The above buck is the one with the injured G1 on his right antler. In the photo below he is fleming, which is a rolling up of the upper lip so that he can “taste” the hormones from a female in estrous.
As the year winds down my thoughts turn to the first of the year for 2018. The bucks will be shedding their antlers, called castings, in January. Last year I had incredible luck in finding some sheds and this year the herd has more than doubled! I was looking forward with great anticipation as to what I might find this time.
Well, come December, nature played a dirty trick on me, the Thomas Fire! When it ended it was the largest forest fire California had ever had. Although now it is #2. Ojai was completely surrounded by fire. It was like two burning jaws on both sides of the Ojai Valley closing around us. I have seen many fires here and this was a whopper!

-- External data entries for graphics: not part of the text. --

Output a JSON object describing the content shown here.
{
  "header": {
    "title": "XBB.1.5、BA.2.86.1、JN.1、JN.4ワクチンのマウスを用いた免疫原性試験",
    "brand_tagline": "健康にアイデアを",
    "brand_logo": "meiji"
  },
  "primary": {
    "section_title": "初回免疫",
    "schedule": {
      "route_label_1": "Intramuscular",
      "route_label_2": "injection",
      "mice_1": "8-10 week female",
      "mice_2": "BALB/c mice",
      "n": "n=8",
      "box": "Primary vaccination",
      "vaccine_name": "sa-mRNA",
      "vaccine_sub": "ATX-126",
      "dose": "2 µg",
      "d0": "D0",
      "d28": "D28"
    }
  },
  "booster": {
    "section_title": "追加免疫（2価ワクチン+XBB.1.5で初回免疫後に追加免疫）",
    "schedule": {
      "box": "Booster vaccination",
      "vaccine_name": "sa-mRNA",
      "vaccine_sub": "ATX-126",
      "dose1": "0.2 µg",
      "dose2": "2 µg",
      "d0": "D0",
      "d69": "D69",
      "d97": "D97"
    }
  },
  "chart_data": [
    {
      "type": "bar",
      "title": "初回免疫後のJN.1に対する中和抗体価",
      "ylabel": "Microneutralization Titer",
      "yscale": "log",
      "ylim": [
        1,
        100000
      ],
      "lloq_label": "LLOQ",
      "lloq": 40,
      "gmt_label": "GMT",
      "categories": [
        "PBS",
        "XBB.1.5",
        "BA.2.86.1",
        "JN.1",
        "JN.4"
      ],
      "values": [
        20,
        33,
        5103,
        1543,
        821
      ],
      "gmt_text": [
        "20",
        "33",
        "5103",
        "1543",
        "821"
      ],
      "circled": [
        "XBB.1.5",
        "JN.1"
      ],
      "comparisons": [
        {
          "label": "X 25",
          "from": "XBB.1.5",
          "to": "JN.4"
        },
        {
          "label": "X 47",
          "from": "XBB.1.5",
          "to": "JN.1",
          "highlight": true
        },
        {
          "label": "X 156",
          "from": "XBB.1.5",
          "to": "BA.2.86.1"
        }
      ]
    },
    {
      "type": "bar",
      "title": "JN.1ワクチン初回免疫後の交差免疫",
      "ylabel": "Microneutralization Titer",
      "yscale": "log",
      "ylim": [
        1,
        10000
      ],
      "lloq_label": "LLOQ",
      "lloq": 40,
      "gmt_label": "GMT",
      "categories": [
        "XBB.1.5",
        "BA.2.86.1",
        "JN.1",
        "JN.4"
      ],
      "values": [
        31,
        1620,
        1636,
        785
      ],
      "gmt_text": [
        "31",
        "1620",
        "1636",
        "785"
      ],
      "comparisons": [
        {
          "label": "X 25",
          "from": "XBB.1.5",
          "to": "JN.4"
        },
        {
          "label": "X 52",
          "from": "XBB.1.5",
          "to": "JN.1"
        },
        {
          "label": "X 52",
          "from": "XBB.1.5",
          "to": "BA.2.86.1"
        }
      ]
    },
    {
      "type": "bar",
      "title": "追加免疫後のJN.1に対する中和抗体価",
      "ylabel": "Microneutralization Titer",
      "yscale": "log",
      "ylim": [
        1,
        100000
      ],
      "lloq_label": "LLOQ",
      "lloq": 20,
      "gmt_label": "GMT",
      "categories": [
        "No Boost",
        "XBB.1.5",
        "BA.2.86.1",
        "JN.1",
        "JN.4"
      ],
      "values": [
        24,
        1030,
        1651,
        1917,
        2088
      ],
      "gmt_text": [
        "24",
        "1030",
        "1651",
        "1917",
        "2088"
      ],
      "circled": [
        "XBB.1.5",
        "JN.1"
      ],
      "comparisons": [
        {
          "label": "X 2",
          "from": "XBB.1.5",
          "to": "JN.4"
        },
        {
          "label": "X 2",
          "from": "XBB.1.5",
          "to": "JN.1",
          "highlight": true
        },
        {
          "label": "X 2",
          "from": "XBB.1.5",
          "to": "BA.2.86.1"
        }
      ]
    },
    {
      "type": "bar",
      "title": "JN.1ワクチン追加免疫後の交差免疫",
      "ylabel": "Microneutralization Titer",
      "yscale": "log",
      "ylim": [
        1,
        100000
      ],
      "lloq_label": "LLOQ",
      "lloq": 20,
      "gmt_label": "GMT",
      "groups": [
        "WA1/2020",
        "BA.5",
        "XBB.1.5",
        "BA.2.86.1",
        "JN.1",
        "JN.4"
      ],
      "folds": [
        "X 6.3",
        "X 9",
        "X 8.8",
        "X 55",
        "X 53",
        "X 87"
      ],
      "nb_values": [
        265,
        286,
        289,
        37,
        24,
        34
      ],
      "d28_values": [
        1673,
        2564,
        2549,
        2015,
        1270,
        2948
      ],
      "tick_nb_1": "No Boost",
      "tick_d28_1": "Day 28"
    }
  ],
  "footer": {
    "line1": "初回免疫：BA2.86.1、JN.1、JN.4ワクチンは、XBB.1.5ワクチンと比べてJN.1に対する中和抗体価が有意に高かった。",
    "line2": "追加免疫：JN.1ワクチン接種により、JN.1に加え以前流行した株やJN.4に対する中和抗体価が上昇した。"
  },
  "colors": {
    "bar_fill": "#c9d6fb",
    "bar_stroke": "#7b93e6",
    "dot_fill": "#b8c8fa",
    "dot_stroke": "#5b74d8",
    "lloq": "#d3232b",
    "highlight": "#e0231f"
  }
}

The fire on the south side of the Valley burned across Black Mountain and down to the edge of the city at Lion Canyon Ranch. That is where I believe most of the deer that we see hang out. It was a very destructive event to say the least. The fire was very disruptive to the herds normal habits. As 2018 started we were not seeing any deer. Part of the reason for not seeing the deer, besides the disturbance of the fire, is that within two weeks of a fire the chaparral is sprouting up new growth from their roots. This is great food for deer. You see, deer are browsers not grazers. They like leaves, soft, tender, young leaves and that is what they now had all around them. With the new food sources available they did not have to roam much and we saw very few deer in the first half of the year. I also found no antlers whatsoever! What a major disappointment that was! I was drooling on the bit waiting for the first of the year and my search for more antlers. Oh well, I can rejoice in the fact that the herd provided me with so much enjoyment during that year, it was incredible! The only constant in life is change and in time the deer will be around again for me to enjoy. There will not be an article on the herd for 2018 because they still haven’t returned in any numbers as I write this essay. That is OK though. I know that they will return sooner or later and I am a patient man. The herd prospered and grew and for that I am most thankful!